These tile based deferred rendering GPUs/drivers have problems with VBOs that are updated frequently either via glBufferSubData or glBufferData. The updates trigger shadow copy code paths in the driver which leads to poor performance and potentially OOM errors with content that uses a lot of dynamic vertex data.
The proposed fix is to make the gpu process server internally handle VBOs marked STREAM and/or DYNAMIC as client-side vertex arrays transparently to the command buffer client.

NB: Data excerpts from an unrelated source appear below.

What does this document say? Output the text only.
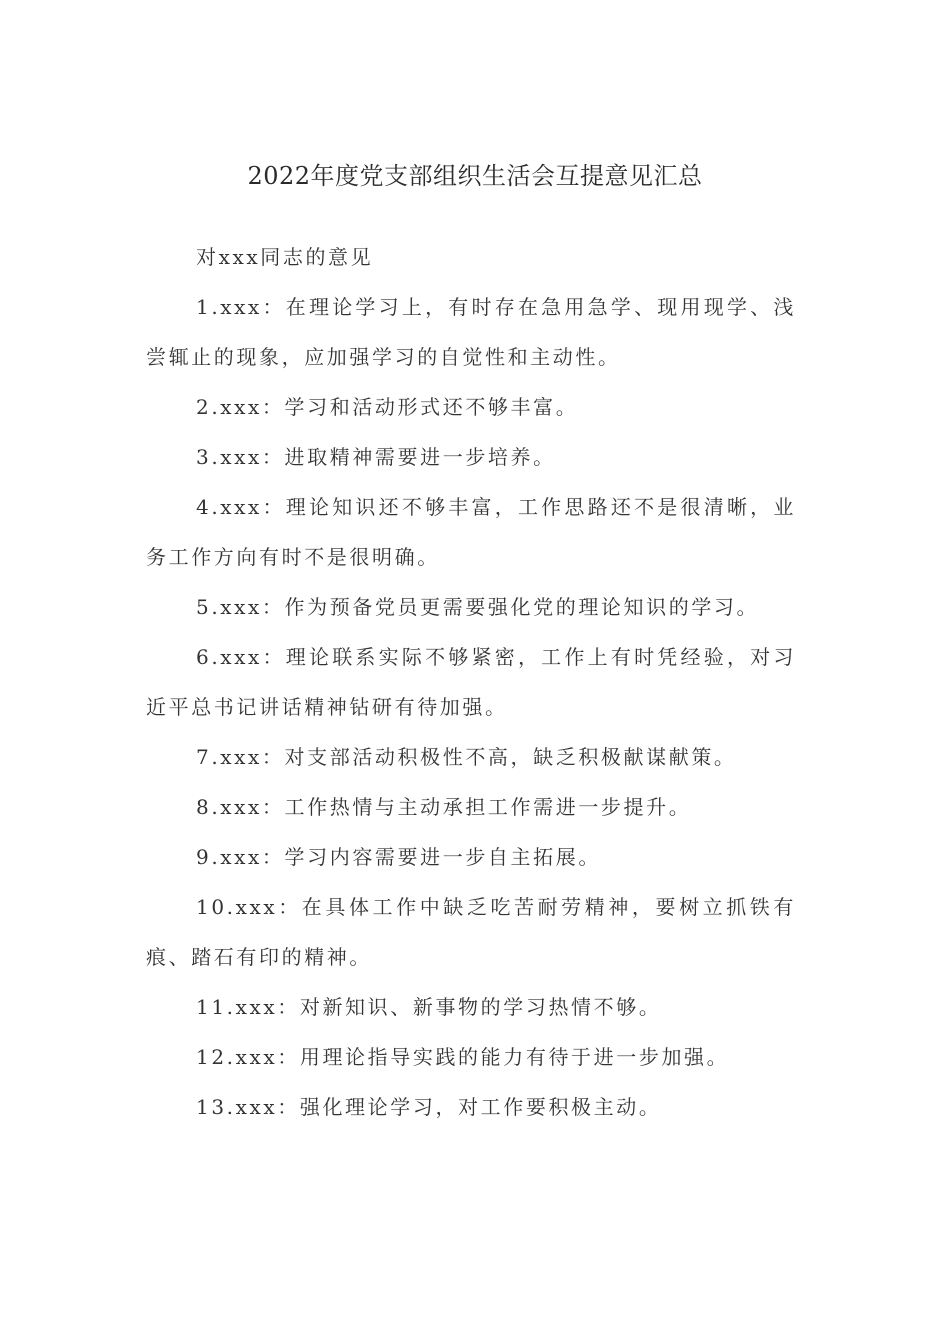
2022年度党支部组织生活会互提意见汇总

对xxx同志的意见

1.xxx：在理论学习上，有时存在急用急学、现用现学、浅尝辄止的现象，应加强学习的自觉性和主动性。

2.xxx：学习和活动形式还不够丰富。

3.xxx：进取精神需要进一步培养。

4.xxx：理论知识还不够丰富，工作思路还不是很清晰，业务工作方向有时不是很明确。

5.xxx：作为预备党员更需要强化党的理论知识的学习。

6.xxx：理论联系实际不够紧密，工作上有时凭经验，对习近平总书记讲话精神钻研有待加强。

7.xxx：对支部活动积极性不高，缺乏积极献谋献策。

8.xxx：工作热情与主动承担工作需进一步提升。

9.xxx：学习内容需要进一步自主拓展。

10.xxx：在具体工作中缺乏吃苦耐劳精神，要树立抓铁有痕、踏石有印的精神。

11.xxx：对新知识、新事物的学习热情不够。

12.xxx：用理论指导实践的能力有待于进一步加强。

13.xxx：强化理论学习，对工作要积极主动。
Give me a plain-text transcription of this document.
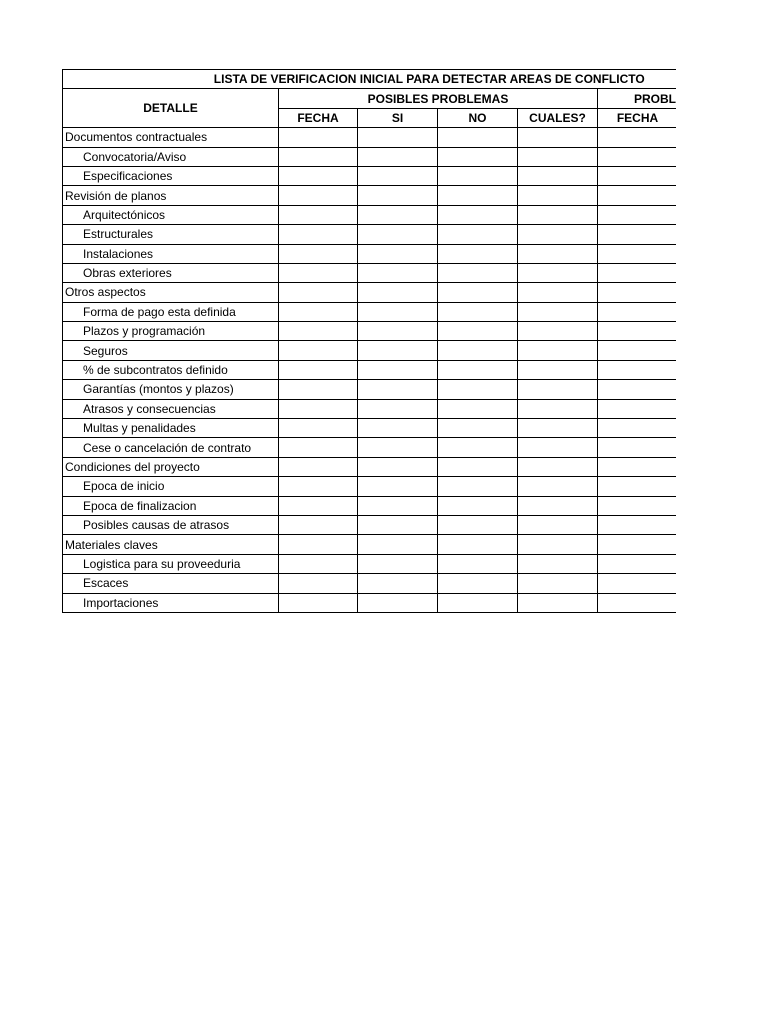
LISTA DE VERIFICACION INICIAL PARA DETECTAR AREAS DE CONFLICTO						
DETALLE	POSIBLES PROBLEMAS				PROBL	
	FECHA	SI	NO	CUALES?	FECHA	
Documentos contractuales						
Convocatoria/Aviso						
Especificaciones						
Revisión de planos						
Arquitectónicos						
Estructurales						
Instalaciones						
Obras exteriores						
Otros aspectos						
Forma de pago esta definida						
Plazos y programación						
Seguros						
% de subcontratos definido						
Garantías (montos y plazos)						
Atrasos y consecuencias						
Multas y penalidades						
Cese o cancelación de contrato						
Condiciones del proyecto						
Epoca de inicio						
Epoca de finalizacion						
Posibles causas de atrasos						
Materiales claves						
Logistica para su proveeduria						
Escaces						
Importaciones						
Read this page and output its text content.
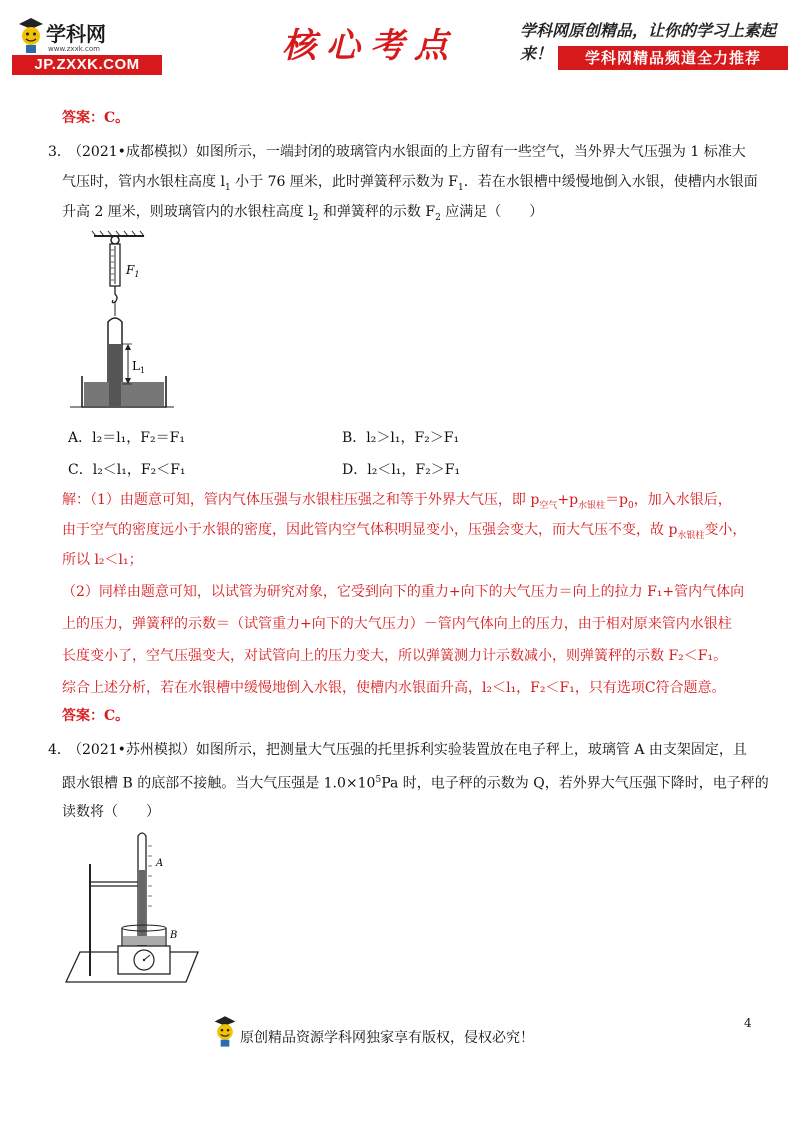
学科网
www.zxxk.com
JP.ZXXK.COM	核心考点	学科网原创精品，让你的学习上素起来！	学科网精品频道全力推荐
答案：C。
3．
（2021•成都模拟）如图所示，一端封闭的玻璃管内水银面的上方留有一些空气，当外界大气压强为 1 标准大
气压时，管内水银柱高度 $l_1$ 小于 76 厘米，此时弹簧秤示数为 $F_1$．若在水银槽中缓慢地倒入水银，使槽内水银面
升高 2 厘米，则玻璃管内的水银柱高度 $l_2$ 和弹簧秤的示数 $F_2$ 应满足（　　）
$L_1$
$F_1$
A．l₂＝l₁，F₂＝F₁	B．l₂＞l₁，F₂＞F₁
C．l₂＜l₁，F₂＜F₁	D．l₂＜l₁，F₂＞F₁
解：（1）由题意可知，管内气体压强与水银柱压强之和等于外界大气压，即 $p_{空气}+p_{水银柱}=p_0$，加入水银后，
由于空气的密度远小于水银的密度，因此管内空气体积明显变小，压强会变大，而大气压不变，故 $p_{水银柱}$变小，
所以 l₂＜l₁；
（2）同样由题意可知，以试管为研究对象，它受到向下的重力+向下的大气压力＝向上的拉力 F₁+管内气体向
上的压力，弹簧秤的示数＝（试管重力+向下的大气压力）－管内气体向上的压力，由于相对原来管内水银柱
长度变小了，空气压强变大，对试管向上的压力变大，所以弹簧测力计示数减小，则弹簧秤的示数 F₂＜F₁。
综合上述分析，若在水银槽中缓慢地倒入水银，使槽内水银面升高，l₂＜l₁，F₂＜F₁，只有选项C符合题意。
答案：C。
4．
（2021•苏州模拟）如图所示，把测量大气压强的托里拆利实验装置放在电子秤上，玻璃管 A 由支架固定，且
跟水银槽 B 的底部不接触。当大气压强是 $1.0\times 10^5Pa$ 时，电子秤的示数为 Q，若外界大气压强下降时，电子秤的
读数将（　　）
A
B
4
原创精品资源学科网独家享有版权，侵权必究！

In Skia standalone testing using content that is a close mirror of the GUIMark2 Vector test client-side vertex arrays have shown 40-50% reduction in frametime and elimination of OOM errors.
Some of the other ideas that have tried but either didn't fix the OOMs or had other problems:
*Tried all 3 usage params to glBufferData. [No difference]
*Deleting old VBO ID and using a new VBO IDs rather than calling glBufferData with a recycled ID. [OOM fixed but there's a huge hitch on Mali/Adreno when deleted VBOs are reclaimed by the driver]
*Using a ring with various numbers of VBOs to give the driver time to have fully consumed a VBO before it is reused.
It afflicts Adreno devices as well as Mali
glBufferSubData/glMapBufferRange stall driver
Posted: Mon, 2014-05-19 17:00
Thanks for the write up on your performance issues with glBufferSubData and glMapBufferRange
1) Are these specific to an Adreno Driver and/or device?
2) Is there any sample app or benchmark you can refer to that demonstrates the performance issues or Out of Memory messages?
thanks...
I'll generate some examples for this once I get off of vacation this weekend.